Non c’è bisogno di leggi eccezionali. Bastano quelle normali. Le regole, i mezzi anche legislativi, la possibilità di sanzioni efficienti sono tutti elementi che abbiamo già in casa. Se si ha la volontà di attenuare gli show dei fracassoni della notte basta applicare le leggi che ci sono e mettere in atto una dinamica di controllo reale.
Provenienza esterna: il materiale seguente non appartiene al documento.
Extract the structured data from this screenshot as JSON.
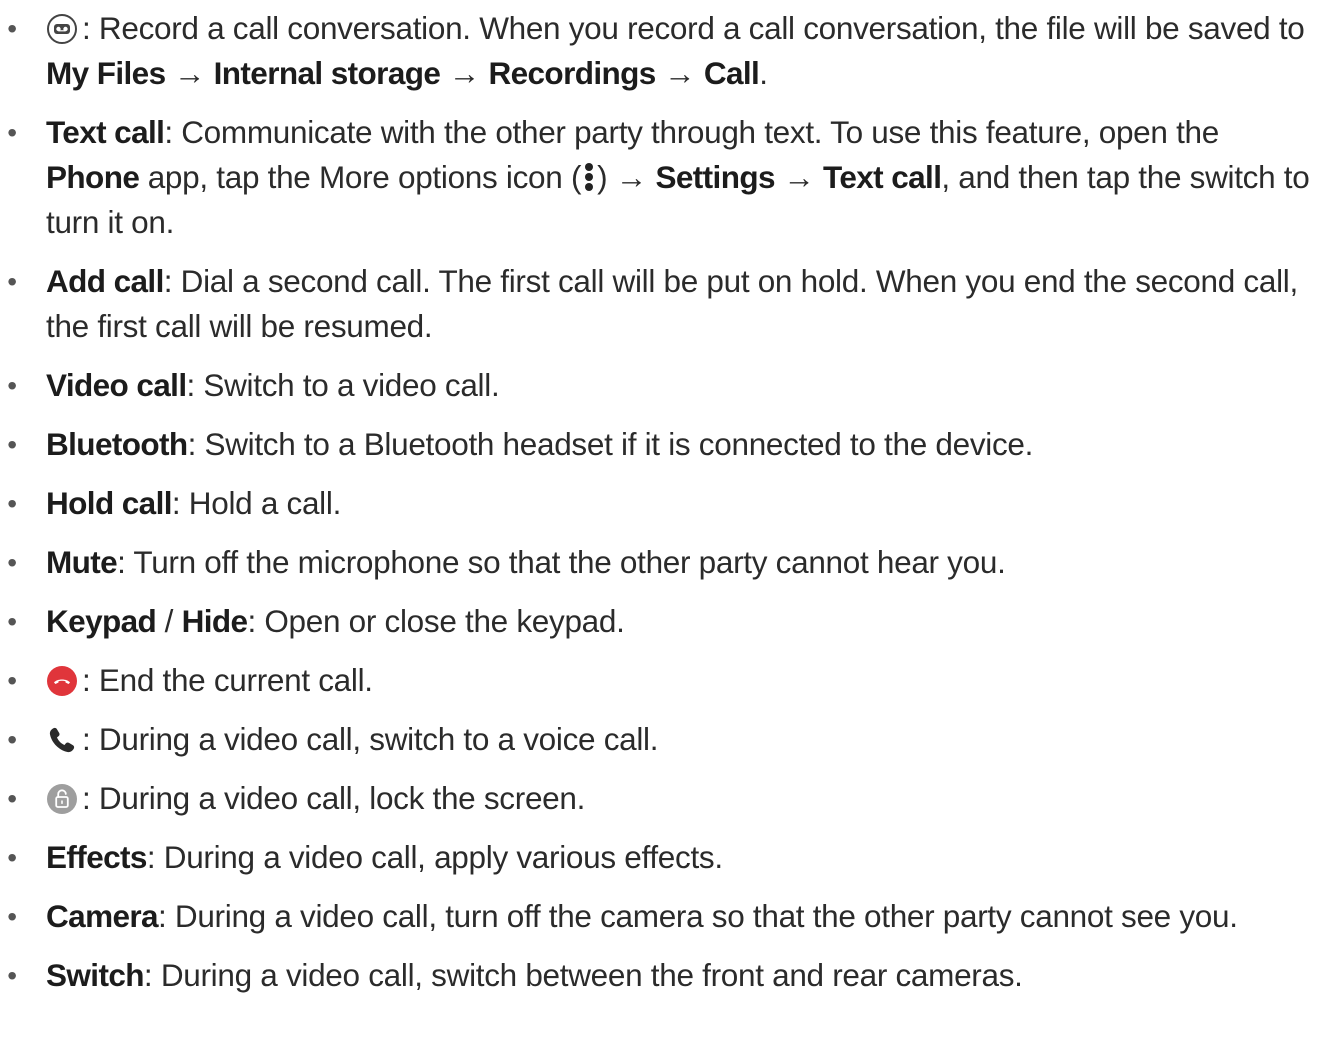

Certo, da oltre vent’anni questo problema agita le notti e i giorni di Bologna e una soluzione strutturale non è mai stata trovata. Però siamo ancora in tempo. Non c’è bisogno di essere molto creativi per trovare soluzioni che se non proprio risolvono radicalmente il problema almeno lo attenuano. Il recente presidio fisso di forze dell’ordine in piazza Aldrovandi ha già dato un risultato: meno fracasso, decibel quasi azzerati nelle ore centrali della notte. Certo, non si possono riempire le piazze di Bologna di poliziotti e carabinieri, ma si possono intensificare i controlli e dove è possibile applicare sanzioni certe. I residenti delle aree del centro più sotto tiro chiedono giustamente certezze anche per il futuro contro la movida selvaggia. Serve un autovelox della notte: chi sgarra paga. Con l’estate in arrivo gran parte degli studenti universitari lascia Bologna e torna a casa e il problema si attenua, ma viene solo rimandato. C’è quindi tutto il tempo di pensare a un piano sensato e concreto. Chi ne ha facoltà si metta al lavoro fin da adesso. I cittadini ringraziano, per ora, sulla fiducia.